Reliance menyoroti bahwa sektor perbankan menjadi ujung tombak transmisi kebijakan suku bunga. Bila bank masih berhati-hati menurunkan bunga kredit, maka laju pertumbuhan pembiayaan tidak akan langsung meningkat. Kondisi ini dapat menahan laju pemulihan di sektor riil meskipun ada stimulus moneter.
Pada bagian lain, sektor konsumer dan ritel diperkirakan tetap mendapatkan dorongan tambahan dari kebijakan ini, seiring fokus pemerintah mendorong daya beli masyarakat. “Sektor konsumer dan sektor ritel kan gitu. Karena memang fokus dari pemerintah adalah bagaimana untuk meningkatkan daya beli masyarakat,” kata Reza.
Reliance memperkirakan Indeks Harga Saham Gabungan (IHSG), yang sempat menembus level psikologis 8.000, berpotensi mengalami konsolidasi jangka pendek ke kisaran 7.800 hingga 7.900 yang merupakan koreksi sehat karena pasar akan melakukan profit taking.
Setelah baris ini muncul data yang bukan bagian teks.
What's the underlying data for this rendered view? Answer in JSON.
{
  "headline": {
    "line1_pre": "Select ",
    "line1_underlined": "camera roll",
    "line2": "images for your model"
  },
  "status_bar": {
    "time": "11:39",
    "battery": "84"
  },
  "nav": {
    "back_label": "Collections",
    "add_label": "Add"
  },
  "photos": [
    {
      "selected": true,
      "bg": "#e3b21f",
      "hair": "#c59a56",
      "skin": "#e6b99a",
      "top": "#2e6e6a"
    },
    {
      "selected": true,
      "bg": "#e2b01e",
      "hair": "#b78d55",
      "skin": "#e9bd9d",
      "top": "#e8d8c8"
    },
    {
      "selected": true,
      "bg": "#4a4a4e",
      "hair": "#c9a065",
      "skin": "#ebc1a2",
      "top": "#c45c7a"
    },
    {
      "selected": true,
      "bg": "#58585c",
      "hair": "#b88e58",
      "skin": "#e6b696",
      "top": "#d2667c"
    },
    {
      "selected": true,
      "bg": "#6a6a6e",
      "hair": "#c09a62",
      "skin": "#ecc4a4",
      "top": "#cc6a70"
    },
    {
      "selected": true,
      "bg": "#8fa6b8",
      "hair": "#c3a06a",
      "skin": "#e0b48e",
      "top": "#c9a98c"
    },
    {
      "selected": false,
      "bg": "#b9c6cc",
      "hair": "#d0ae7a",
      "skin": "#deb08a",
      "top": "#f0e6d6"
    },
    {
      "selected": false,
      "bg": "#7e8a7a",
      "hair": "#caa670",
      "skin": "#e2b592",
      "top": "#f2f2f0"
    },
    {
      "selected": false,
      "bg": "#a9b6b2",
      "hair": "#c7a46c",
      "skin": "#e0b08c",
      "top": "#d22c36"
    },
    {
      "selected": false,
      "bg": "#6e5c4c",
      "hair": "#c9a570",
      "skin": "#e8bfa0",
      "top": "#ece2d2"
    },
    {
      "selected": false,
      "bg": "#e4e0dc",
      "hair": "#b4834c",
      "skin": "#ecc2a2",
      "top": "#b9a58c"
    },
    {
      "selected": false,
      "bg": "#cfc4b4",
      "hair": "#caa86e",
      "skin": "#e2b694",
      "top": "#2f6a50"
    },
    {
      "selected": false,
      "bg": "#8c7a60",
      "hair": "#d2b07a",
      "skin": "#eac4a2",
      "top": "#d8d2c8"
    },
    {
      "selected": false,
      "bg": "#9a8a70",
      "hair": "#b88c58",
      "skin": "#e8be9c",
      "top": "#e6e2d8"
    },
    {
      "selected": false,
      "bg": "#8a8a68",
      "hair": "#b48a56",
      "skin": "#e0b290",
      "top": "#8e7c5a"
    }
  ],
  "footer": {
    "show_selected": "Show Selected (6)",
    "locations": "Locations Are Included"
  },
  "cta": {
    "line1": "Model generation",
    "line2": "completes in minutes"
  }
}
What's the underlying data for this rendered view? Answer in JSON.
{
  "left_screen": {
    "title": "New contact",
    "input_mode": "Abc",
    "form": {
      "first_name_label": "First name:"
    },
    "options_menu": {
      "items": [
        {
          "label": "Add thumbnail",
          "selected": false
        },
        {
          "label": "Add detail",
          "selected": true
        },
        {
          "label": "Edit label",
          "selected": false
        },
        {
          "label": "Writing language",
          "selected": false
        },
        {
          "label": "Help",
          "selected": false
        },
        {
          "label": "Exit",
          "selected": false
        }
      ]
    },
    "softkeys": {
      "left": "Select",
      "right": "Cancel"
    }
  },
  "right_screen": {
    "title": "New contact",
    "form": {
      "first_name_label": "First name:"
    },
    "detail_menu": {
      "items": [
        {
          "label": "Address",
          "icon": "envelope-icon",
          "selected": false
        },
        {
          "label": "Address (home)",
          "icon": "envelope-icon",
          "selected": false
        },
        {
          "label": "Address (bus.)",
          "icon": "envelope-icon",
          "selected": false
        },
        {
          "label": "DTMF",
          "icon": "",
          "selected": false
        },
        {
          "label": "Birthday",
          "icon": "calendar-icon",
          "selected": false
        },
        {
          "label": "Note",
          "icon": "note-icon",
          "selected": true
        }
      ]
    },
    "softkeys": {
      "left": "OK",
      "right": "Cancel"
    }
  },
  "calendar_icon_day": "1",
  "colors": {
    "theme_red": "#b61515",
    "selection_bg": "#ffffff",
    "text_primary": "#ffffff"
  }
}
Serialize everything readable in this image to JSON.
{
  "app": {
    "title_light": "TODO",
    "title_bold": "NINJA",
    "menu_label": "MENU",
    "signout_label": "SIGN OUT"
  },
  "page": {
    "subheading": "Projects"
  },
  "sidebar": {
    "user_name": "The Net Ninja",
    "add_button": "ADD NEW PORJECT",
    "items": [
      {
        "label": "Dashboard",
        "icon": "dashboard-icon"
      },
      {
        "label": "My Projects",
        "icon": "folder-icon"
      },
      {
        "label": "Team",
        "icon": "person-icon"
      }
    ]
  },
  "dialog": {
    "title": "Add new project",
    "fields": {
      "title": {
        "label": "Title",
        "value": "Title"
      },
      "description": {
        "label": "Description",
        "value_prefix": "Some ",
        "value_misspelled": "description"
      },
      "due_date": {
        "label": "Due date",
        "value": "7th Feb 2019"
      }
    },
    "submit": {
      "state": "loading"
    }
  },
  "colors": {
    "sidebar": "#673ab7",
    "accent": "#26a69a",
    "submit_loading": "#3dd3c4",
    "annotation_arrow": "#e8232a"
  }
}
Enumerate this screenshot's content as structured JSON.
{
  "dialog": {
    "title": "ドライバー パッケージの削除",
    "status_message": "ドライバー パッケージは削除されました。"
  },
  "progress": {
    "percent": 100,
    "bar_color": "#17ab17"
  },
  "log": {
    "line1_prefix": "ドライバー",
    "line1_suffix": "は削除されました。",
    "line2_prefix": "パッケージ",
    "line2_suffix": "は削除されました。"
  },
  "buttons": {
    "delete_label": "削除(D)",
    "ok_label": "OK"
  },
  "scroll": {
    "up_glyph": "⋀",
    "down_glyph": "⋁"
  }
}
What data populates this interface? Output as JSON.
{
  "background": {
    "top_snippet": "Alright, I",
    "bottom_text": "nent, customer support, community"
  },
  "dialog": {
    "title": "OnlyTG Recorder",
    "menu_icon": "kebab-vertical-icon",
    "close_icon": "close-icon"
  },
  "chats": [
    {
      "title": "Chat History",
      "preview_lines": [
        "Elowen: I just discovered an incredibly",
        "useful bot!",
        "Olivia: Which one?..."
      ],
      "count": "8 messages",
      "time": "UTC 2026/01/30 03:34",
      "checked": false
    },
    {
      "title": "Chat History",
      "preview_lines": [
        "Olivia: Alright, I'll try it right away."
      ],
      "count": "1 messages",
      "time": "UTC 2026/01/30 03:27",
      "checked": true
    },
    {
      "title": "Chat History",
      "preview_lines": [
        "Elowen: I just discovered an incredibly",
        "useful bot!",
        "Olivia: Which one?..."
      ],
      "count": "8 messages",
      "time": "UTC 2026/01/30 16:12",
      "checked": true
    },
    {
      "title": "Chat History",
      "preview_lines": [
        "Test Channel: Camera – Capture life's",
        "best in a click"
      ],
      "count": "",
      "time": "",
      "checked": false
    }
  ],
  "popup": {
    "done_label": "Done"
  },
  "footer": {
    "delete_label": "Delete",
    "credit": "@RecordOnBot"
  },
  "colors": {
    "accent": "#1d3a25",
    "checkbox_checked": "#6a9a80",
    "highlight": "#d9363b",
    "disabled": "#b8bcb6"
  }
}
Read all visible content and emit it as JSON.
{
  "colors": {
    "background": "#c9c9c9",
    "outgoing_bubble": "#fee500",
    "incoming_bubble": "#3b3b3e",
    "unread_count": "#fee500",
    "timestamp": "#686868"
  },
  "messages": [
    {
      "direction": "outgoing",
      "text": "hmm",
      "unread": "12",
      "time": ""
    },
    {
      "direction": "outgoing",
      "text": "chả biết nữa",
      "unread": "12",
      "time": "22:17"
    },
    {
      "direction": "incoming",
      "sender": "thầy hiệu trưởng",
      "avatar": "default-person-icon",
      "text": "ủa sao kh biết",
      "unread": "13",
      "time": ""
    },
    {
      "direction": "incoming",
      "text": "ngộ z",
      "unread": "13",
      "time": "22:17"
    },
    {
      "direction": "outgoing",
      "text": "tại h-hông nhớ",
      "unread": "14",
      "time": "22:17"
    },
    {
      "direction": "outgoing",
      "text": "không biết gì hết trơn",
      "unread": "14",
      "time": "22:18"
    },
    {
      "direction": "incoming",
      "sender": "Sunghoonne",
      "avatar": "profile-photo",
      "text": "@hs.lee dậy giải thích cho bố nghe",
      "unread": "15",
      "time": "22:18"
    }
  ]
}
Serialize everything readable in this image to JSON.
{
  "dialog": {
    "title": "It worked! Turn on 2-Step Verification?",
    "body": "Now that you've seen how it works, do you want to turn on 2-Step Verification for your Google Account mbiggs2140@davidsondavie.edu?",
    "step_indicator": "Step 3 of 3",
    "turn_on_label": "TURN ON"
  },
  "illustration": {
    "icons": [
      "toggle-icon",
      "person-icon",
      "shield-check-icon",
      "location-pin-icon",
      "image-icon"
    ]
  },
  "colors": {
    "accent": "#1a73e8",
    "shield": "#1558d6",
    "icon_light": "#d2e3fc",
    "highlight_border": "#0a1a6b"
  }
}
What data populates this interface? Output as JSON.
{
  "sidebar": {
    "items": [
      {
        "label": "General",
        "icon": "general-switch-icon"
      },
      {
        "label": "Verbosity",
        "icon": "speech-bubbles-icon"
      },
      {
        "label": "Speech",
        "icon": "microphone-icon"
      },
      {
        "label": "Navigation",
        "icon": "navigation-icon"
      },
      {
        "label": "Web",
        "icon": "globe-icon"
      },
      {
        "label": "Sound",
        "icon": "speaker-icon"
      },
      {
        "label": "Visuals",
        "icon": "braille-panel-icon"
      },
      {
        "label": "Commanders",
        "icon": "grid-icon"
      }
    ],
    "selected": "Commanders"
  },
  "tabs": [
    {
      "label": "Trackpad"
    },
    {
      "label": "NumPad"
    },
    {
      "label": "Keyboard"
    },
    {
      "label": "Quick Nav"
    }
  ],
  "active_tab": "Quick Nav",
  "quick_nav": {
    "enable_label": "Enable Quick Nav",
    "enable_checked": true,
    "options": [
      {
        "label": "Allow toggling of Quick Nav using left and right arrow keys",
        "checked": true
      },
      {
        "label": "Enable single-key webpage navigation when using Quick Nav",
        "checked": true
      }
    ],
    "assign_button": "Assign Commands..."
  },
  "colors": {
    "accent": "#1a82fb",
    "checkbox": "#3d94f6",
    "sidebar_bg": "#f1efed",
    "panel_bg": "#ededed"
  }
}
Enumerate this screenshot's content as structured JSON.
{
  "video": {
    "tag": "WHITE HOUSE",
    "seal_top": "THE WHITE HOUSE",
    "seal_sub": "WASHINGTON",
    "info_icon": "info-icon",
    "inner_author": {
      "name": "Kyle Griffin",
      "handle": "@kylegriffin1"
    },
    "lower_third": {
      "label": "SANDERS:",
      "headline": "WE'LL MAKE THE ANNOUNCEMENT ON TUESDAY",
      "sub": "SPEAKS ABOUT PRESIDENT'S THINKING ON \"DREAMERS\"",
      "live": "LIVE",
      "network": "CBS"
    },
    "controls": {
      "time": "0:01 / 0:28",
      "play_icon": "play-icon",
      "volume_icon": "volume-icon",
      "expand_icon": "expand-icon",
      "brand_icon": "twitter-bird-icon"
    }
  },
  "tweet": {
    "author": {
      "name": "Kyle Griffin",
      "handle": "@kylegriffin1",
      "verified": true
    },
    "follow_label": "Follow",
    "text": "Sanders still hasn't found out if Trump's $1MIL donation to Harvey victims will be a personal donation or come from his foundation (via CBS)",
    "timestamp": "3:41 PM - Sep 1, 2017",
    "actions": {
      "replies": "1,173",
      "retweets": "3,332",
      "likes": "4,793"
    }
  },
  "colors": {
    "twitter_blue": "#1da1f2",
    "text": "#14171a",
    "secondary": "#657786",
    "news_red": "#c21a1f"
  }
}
Meski demikian, target jangka menengah masih terbuka menuju 8.200, terutama bila penurunan suku bunga benar-benar diterjemahkan ke peningkatan kredit dan konsumsi domestik.
Secara keseluruhan, lanjut Reza, pasar masih akan mencermati dua faktor utama yaitu seberapa cepat perbankan menyalurkan kredit berbunga rendah dan sejauh mana permintaan kredit dari pelaku usaha maupun konsumen tumbuh.
Tanpa kedua hal yang telah disebutkan penurunan suku bunga hanya akan berakhir sebagai katalis psikologis semata, bukan pendorong fundamental.
Hingga sesi I IHSG ditutup melemah 0,06%, setelah dalam dua hari terakhir mencatatkan kenaikan. Pada jeda perdagangan terakhir IHSG ditutup di 8.003,38. Posisi terendah IHSG hari ini ada di 7.983,35 sedang tertinggi sempat di 8.036,5.